私の嫉妬は、好きな人を取られたからではなく、人に甘えまくる彼女が認められたことによるものだったのだ。

私は、一人で頑張ってるのが辛かった、人に甘える彼女が羨ましかった...。

私は彼女に対してイライラしていたが、それは、人に甘えられない私に対してのイライラだった。
甘えてくる彼女が鬱陶しかったのは、私ができないことをしている人間を見たくないから鬱陶しかったのだ。

嫉妬の本質

私は彼女に対して顔を見たくないほどイライラしたし、うんざりしたが、この感情は彼女が原因ではなく、「人に甘えてはいけない」と頑なに信じていた私の思考(ビリーフ)が生み出していた。
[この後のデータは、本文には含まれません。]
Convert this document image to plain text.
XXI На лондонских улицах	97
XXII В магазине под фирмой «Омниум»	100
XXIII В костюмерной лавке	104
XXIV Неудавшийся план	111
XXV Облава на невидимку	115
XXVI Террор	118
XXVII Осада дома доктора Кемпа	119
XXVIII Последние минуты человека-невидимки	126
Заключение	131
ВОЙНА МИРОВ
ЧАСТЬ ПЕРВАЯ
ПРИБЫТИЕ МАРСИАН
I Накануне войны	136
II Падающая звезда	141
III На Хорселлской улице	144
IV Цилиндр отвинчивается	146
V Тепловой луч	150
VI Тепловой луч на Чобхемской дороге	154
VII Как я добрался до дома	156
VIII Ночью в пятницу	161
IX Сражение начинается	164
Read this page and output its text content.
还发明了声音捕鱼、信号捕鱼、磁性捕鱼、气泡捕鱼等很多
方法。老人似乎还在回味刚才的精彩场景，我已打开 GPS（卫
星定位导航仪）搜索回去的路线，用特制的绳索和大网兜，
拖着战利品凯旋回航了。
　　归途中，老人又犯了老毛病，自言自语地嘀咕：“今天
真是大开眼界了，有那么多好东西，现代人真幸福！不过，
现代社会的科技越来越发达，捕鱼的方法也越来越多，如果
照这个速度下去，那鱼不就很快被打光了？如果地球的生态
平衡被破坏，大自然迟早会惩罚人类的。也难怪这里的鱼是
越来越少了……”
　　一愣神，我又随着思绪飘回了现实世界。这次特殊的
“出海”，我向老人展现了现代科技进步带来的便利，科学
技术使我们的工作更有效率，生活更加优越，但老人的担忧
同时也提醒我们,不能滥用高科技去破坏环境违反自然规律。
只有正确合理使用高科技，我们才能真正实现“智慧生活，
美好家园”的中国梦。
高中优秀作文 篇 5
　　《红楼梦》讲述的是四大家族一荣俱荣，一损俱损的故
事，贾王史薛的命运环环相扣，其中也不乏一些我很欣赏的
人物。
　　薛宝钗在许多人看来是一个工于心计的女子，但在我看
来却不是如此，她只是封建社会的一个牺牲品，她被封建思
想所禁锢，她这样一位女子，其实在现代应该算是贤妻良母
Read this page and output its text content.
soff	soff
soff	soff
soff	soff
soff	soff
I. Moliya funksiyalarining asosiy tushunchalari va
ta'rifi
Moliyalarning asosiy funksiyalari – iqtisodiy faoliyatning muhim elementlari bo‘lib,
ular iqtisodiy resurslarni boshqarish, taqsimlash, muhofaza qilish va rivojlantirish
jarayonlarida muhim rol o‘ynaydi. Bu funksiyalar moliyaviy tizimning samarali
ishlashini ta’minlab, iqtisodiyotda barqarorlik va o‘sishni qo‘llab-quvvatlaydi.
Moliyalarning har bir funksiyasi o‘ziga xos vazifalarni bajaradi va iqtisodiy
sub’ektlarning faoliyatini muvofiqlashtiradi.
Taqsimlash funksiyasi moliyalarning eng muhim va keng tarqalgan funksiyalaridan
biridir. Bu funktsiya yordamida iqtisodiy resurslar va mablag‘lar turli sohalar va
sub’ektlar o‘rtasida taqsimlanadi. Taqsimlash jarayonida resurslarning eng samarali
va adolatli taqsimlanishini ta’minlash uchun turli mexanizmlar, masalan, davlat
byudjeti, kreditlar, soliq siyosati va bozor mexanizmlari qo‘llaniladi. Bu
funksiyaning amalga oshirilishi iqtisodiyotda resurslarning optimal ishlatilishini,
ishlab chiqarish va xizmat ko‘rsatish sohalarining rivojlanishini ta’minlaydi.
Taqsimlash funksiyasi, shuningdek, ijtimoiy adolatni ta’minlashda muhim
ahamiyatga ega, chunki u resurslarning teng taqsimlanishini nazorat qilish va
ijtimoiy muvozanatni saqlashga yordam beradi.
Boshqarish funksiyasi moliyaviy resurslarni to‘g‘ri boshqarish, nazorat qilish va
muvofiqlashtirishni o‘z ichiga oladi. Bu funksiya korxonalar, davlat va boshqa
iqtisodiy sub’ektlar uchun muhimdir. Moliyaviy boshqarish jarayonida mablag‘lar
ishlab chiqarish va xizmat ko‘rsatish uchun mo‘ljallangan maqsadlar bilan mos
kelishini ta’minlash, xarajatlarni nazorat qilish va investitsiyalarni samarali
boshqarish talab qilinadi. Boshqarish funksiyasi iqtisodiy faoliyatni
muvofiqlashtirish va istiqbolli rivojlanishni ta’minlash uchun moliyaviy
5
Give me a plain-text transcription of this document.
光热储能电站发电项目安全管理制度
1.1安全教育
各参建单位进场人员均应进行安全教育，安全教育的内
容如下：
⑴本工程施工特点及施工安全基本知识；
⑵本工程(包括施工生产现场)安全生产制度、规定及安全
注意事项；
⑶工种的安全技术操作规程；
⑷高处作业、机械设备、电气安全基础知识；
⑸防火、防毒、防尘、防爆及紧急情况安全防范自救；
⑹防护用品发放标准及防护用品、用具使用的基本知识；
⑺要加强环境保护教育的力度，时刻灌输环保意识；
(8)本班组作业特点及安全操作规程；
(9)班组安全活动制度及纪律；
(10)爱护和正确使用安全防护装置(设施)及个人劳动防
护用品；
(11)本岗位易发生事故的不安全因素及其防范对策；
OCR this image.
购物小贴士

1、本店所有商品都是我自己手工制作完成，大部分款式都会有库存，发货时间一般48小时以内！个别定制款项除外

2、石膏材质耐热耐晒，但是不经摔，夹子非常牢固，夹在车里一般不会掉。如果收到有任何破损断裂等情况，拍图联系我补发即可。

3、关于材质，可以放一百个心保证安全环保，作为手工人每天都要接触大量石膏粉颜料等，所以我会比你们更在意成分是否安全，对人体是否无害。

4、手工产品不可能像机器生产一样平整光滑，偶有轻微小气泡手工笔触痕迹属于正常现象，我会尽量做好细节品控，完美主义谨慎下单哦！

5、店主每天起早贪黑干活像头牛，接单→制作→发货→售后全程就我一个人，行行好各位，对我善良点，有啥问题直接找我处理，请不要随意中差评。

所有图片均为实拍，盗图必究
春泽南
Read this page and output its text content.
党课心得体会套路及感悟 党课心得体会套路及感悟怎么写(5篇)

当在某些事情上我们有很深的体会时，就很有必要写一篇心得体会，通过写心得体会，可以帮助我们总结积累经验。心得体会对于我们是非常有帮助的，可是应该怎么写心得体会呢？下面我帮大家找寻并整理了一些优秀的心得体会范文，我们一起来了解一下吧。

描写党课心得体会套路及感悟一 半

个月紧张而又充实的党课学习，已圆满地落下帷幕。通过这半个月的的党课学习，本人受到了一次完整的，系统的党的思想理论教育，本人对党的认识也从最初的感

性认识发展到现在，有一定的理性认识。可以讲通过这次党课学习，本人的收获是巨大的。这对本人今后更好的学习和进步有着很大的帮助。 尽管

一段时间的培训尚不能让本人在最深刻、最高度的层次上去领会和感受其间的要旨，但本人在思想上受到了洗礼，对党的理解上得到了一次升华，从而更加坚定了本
このとき、嫉妬というものは、表面的なきっかけが原因ではなく、それによって内面の何かが刺激されて起こるものだと気が付いた。
嫉妬という感情が起こるときは、自分の内面に解決しなくてはいけない問題があるからだと知ったのだ。

嫉妬というのは「自分がしたいのに、しなかったこと」か「自分がしてほしいのに、してもらえなかったこと」を誰かがしたりしてもらったりしているときに起きる。
いったん嫉妬心を目の前の相手と切り離し、この嫉妬の発生源はどこだろうと自分に問いかけ続けると、実は遠い昔の幼いころの記憶にたどり着いたりする。

嫉妬心が起きた時は、自分の望みを知るチャンスなのだ。